The so-called “ban the box” trend, referring to a common employment application check box as to whether an applicant has a criminal history, recently resulted in San Francisco’s latest employment-related law called the Fair Chance Ordinance. It becomes effective on March 14, 2014, and operative on August 14, 2014. The ordinance covers employment and housing applications, as well as requirements for city contractors and subcontractors. This article focuses on the provisions impacting private sector employers.
Rationale and Background Information
According to the law’s detailed “Findings,” surveys have revealed that up to 90 percent of employers conduct criminal background checks during the hiring process. It noted that individuals with old, and sometimes minor, criminal convictions have been discouraged from even applying for jobs due to the criminal history “box” on most employment applications.

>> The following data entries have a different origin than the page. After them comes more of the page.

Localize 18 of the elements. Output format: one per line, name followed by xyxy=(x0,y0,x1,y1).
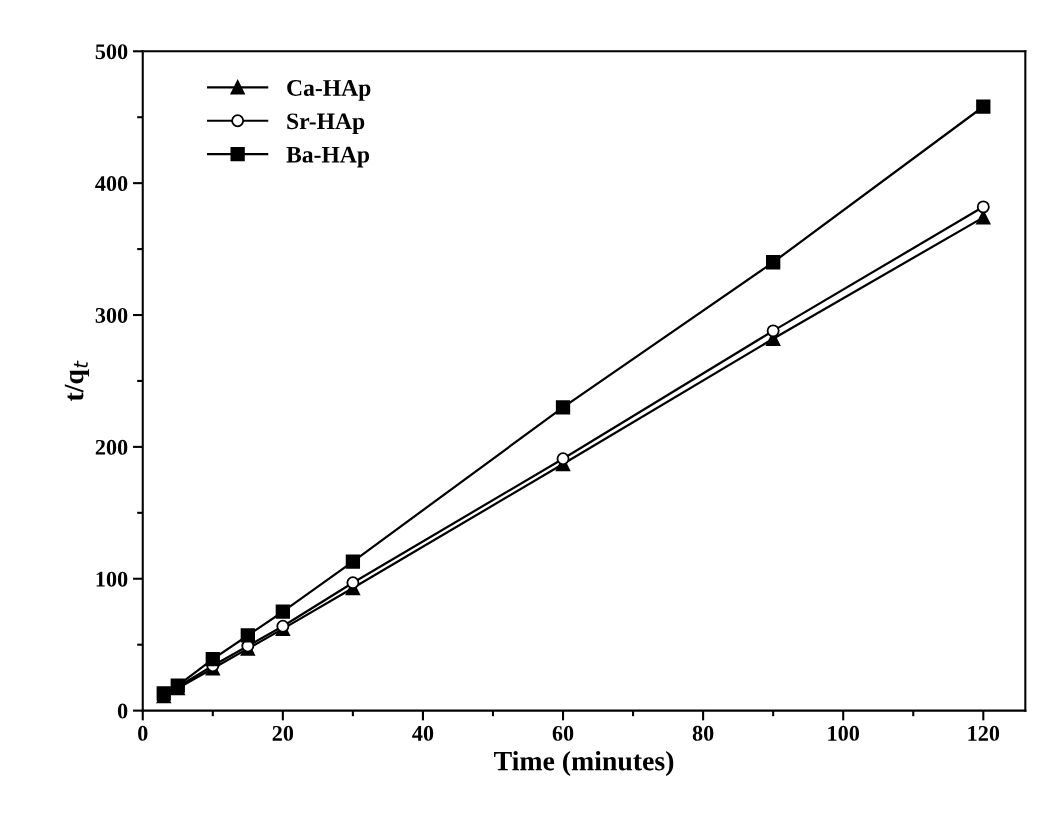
y-tick-label: 400 xyxy=(95,176,128,192)
x-axis-title: Time (minutes) xyxy=(494,750,674,777)
x-tick-label: 20 xyxy=(272,725,294,741)
x-tick-label: 60 xyxy=(552,725,574,741)
x-tick-label: 100 xyxy=(828,725,860,741)
legend-label: Sr-HAp xyxy=(287,113,365,135)
y-tick-label: 100 xyxy=(96,571,128,587)
y-axis-title: t/q$_{t}$ xyxy=(64,360,90,402)
legend-label: Ca-HAp xyxy=(287,80,371,101)
x-tick-label: 120 xyxy=(968,725,1000,741)
legend-label: Ba-HAp xyxy=(286,146,370,168)
y-tick-label: 0 xyxy=(117,703,128,719)
x-tick-label: 80 xyxy=(692,725,714,741)
y-tick-label: 200 xyxy=(95,439,128,455)
y-tick-label: 500 xyxy=(95,44,128,60)
x-tick-label: 40 xyxy=(412,725,434,741)
y-tick-label: 300 xyxy=(95,307,128,323)
x-tick-label: 0 xyxy=(138,725,148,741)
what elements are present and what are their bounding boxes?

It further cited the well-established data that lack of employment and housing are significant causes of recidivism.
Before anyone leaps to the conclusion that this is either San Francisco being at the forefront or out of touch, depending on one’s point of view, four states have enacted criminal history restrictions applicable to private employers, including Hawaii, Massachusetts, Minnesota and Rhode Island. Furthermore, in April 2012, the federal Equal Employment Opportunity Commission issued an Enforcement Guidance cautioning that consideration of arrest and conviction records in hiring decisions may have an adverse racial impact and that employers must have job-related business reasons for doing so. Moreover, at least one large retailer, including Target, recently announced that it was “banning the box” and would eliminate the criminal conviction inquiry on its employment applications.
The New Ban
San Francisco’s Fair Chance ordinance applies to employers with 20 or more employees, and to jobs and job openings physically located in San Francisco. The 20 employee threshold applies regardless of where the employees are located and counts owners. It specifically includes job placement and referral agencies but excludes the City and County of San Francisco and other public sector employers.
The ordinance prohibits employers from either requiring applicants to disclose, or take an adverse action (e.g., failing to hire or firing upon discovery) due to, an arrest that did not lead to a conviction, participation in a diversion or deferral of judgment program, a conviction that was judicially dismissed or expunged, a conviction in the juvenile justice system, or aconviction that is more than seven years old.
The new law further prohibits employers from requiring applicants to disclose on any employment application the fact or details of any conviction history (including a felony, misdemeanor or other offense that resulted in probation, fine, imprisonment or parole), unresolved arrest or any of the matters described in the preceding paragraph. In short, this means eliminating the criminal conviction box on the employment application.
Such disclosures may be subsequently required, but only after either the first live interview of the applicant or after a conditional offer of employment. Prior to requiring such a disclosure, employers must provide the applicant with a notice that the City will be publishing that describes individuals’ rights and responsibilities under the law.
The New Procedures
Employers may continue to obtain background check reports and decline to hire an applicant because of a criminal conviction. However, the Fair Chance law imposes the following procedures. Prior to obtaining a background check report, employers must provide the applicant with anotice explaining that evidence of inaccuracy, rehabilitation or other mitigating factors will be taken into consideration. Employers must conduct individualized assessments, considering only “directly-related convictions” (which means the conduct leading to the conviction has a direct and specific negative bearing on the applicant’s ability to perform the duties of the job in question — and whether the job offers the opportunity for the same or similar offense to occur), the time that has elapsed since the conviction and any mitigating factor evidence. Upon declining to hire the applicant based on a conviction, the employer must provide the individual with a completed questionnaire, which the City will be publishing.
Job postings or advertisements must include a statement that the employer will consider all qualified applicants with criminal histories. Employers must retain records of employment, application forms and other data required by the law for a period of three years.
The City of San Francisco’s Office of Labor Standards Enforcement (OLSE) is charged with administering and enforcing the new law. Individuals who believe the law was violated may report it to the OLSE for investigation and potential civil action by the OLSE. However, individuals are not provided a private right of action.
Federal and State Laws Limiting Criminal History Information
All employers must be mindful of federal and state limitations on criminal background checks. For example, the federal Fair Credit Reporting Act prohibits disclosure of arrests and criminal convictions more than seven years old. Various states have additional limitations. California law, for example, prohibits preemployment inquiries regarding arrests that did not result in convictions, convictions for certain misdemeanor marijuana-related offenses, participation in pre-trial or post-trial diversion programs and misdemeanor convictions for which probation was completed and the case judicially dismissed. On the other hand, California law authorizes certain health facilities to inquire about certain arrests and convictions.
In preparation for this new law, covered employers who have (or will have) employees in San Francisco will need to review and update their hiring documents and background check procedures.